Among the potential reasons listed above, we think that explanations ii, iii and vi do not explain our results. We included a strong environmental gradient that covered areas with high vegetation cover to areas strongly dominated by sugarcane plantations and pasture. Moreover, the measures of environmental characterization used do not express discrete a priori characterization of the areas (e.g., reference areas vs. impacted areas). In relation to the taxonomic resolution (explanation iv), we believe that our identification, most at genus level, is enough to detect responses of macroinvertebrate to ecological patterns within the same pool of species (see Melo, 2005).
Regarding explanation i, we might expect that spatial or large-scale variables, such as the minimum temperature of the coldest month and annual precipitation, could have explained some variability in taxonomic diversity and taxonomic distinctness; however, our results indicate no relationship between these indices and natural environmental gradients on a large scale, supporting the results of Heino et al. (2007). The remaining explanations require empirical tests and we emphasize that hypotheses iv and vi, which have some support from studies conducted in temperate regions (Heino et al., 2007; Pyne et al., 2007), are also candidates for explaining a portion of the results in tropical regions.

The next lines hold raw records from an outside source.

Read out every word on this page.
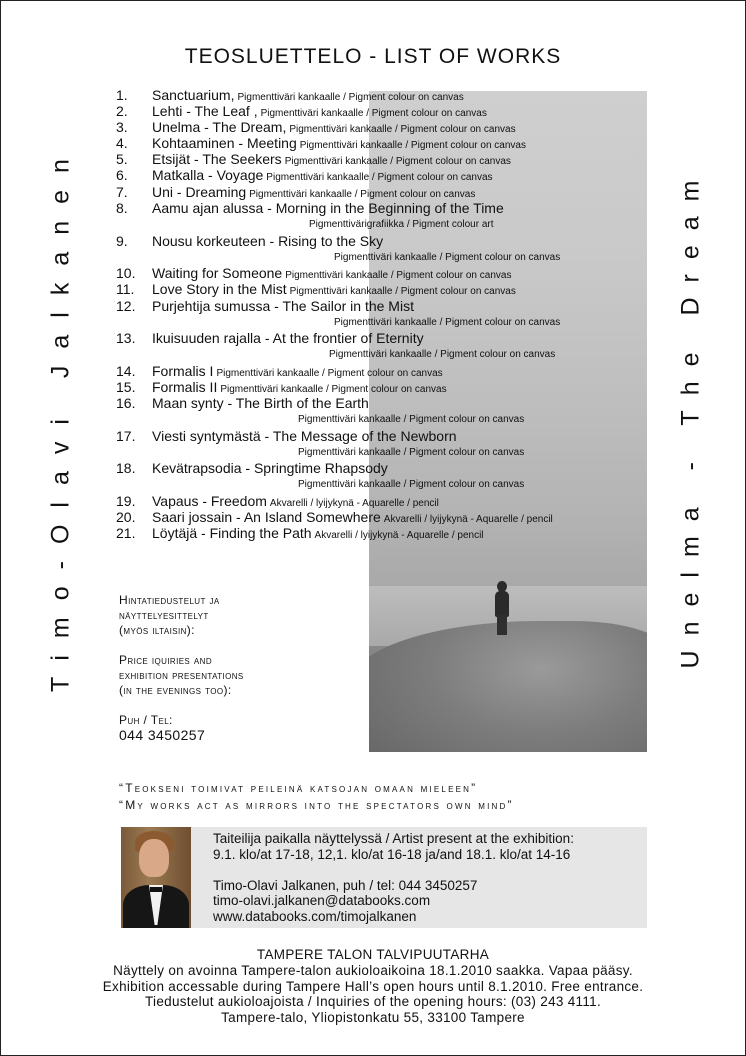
TEOSLUETTELO - LIST OF WORKS
Timo-Olavi Jalkanen	Unelma - The Dream
1.	Sanctuarium, Pigmenttiväri kankaalle / Pigment colour on canvas
2.	Lehti - The Leaf , Pigmenttiväri kankaalle / Pigment colour on canvas
3.	Unelma - The Dream, Pigmenttiväri kankaalle / Pigment colour on canvas
4.	Kohtaaminen - Meeting Pigmenttiväri kankaalle / Pigment colour on canvas
5.	Etsijät - The Seekers Pigmenttiväri kankaalle / Pigment colour on canvas
6.	Matkalla - Voyage Pigmenttiväri kankaalle / Pigment colour on canvas
7.	Uni - Dreaming Pigmenttiväri kankaalle / Pigment colour on canvas
8.	Aamu ajan alussa - Morning in the Beginning of the Time
Pigmenttivärigrafiikka / Pigment colour art
9.	Nousu korkeuteen - Rising to the Sky
Pigmenttiväri kankaalle / Pigment colour on canvas
10.	Waiting for Someone Pigmenttiväri kankaalle / Pigment colour on canvas
11.	Love Story in the Mist Pigmenttiväri kankaalle / Pigment colour on canvas
12.	Purjehtija sumussa - The Sailor in the Mist
Pigmenttiväri kankaalle / Pigment colour on canvas
13.	Ikuisuuden rajalla - At the frontier of Eternity
Pigmenttiväri kankaalle / Pigment colour on canvas
14.	Formalis I Pigmenttiväri kankaalle / Pigment colour on canvas
15.	Formalis II Pigmenttiväri kankaalle / Pigment colour on canvas
16.	Maan synty - The Birth of the Earth
Pigmenttiväri kankaalle / Pigment colour on canvas
17.	Viesti syntymästä - The Message of the Newborn
Pigmenttiväri kankaalle / Pigment colour on canvas
18.	Kevätrapsodia - Springtime Rhapsody
Pigmenttiväri kankaalle / Pigment colour on canvas
19.	Vapaus - Freedom Akvarelli / lyijykynä - Aquarelle / pencil
20.	Saari jossain - An Island Somewhere Akvarelli / lyijykynä - Aquarelle / pencil
21.	Löytäjä - Finding the Path Akvarelli / lyijykynä - Aquarelle / pencil

Hintatiedustelut ja
näyttelyesittelyt
(myös iltaisin):

Price iquiries and
exhibition presentations
(in the evenings too):

Puh / Tel:
044 3450257

“Teokseni toimivat peileinä katsojan omaan mieleen”
“My works act as mirrors into the spectators own mind”
Taiteilija paikalla näyttelyssä / Artist present at the exhibition:
9.1. klo/at 17-18, 12,1. klo/at 16-18 ja/and 18.1. klo/at 14-16
Timo-Olavi Jalkanen, puh / tel: 044 3450257
timo-olavi.jalkanen@databooks.com
www.databooks.com/timojalkanen
TAMPERE TALON TALVIPUUTARHA
Näyttely on avoinna Tampere-talon aukioloaikoina 18.1.2010 saakka. Vapaa pääsy.
Exhibition accessable during Tampere Hall’s open hours until 8.1.2010. Free entrance.
Tiedustelut aukioloajoista / Inquiries of the opening hours: (03) 243 4111.
Tampere-talo, Yliopistonkatu 55, 33100 Tampere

Despite the need for of simple diversity measurements to assess environmental integrity in a decision-making context at landscape scale, our results, together with other evidence (Heino et al., 2007; Pyne et al., 2007), indicate no clear relationship between biodiversity indices and vegetation cover, which is generally used as a surrogate of anthropogenic impacts. Overall, our results indicate that we need a better understanding of the relative role of natural and human related disturbance on distributional patterns of stream macroinvertebrates, particularly the information provided by different indices, before using this information in a decision-making context.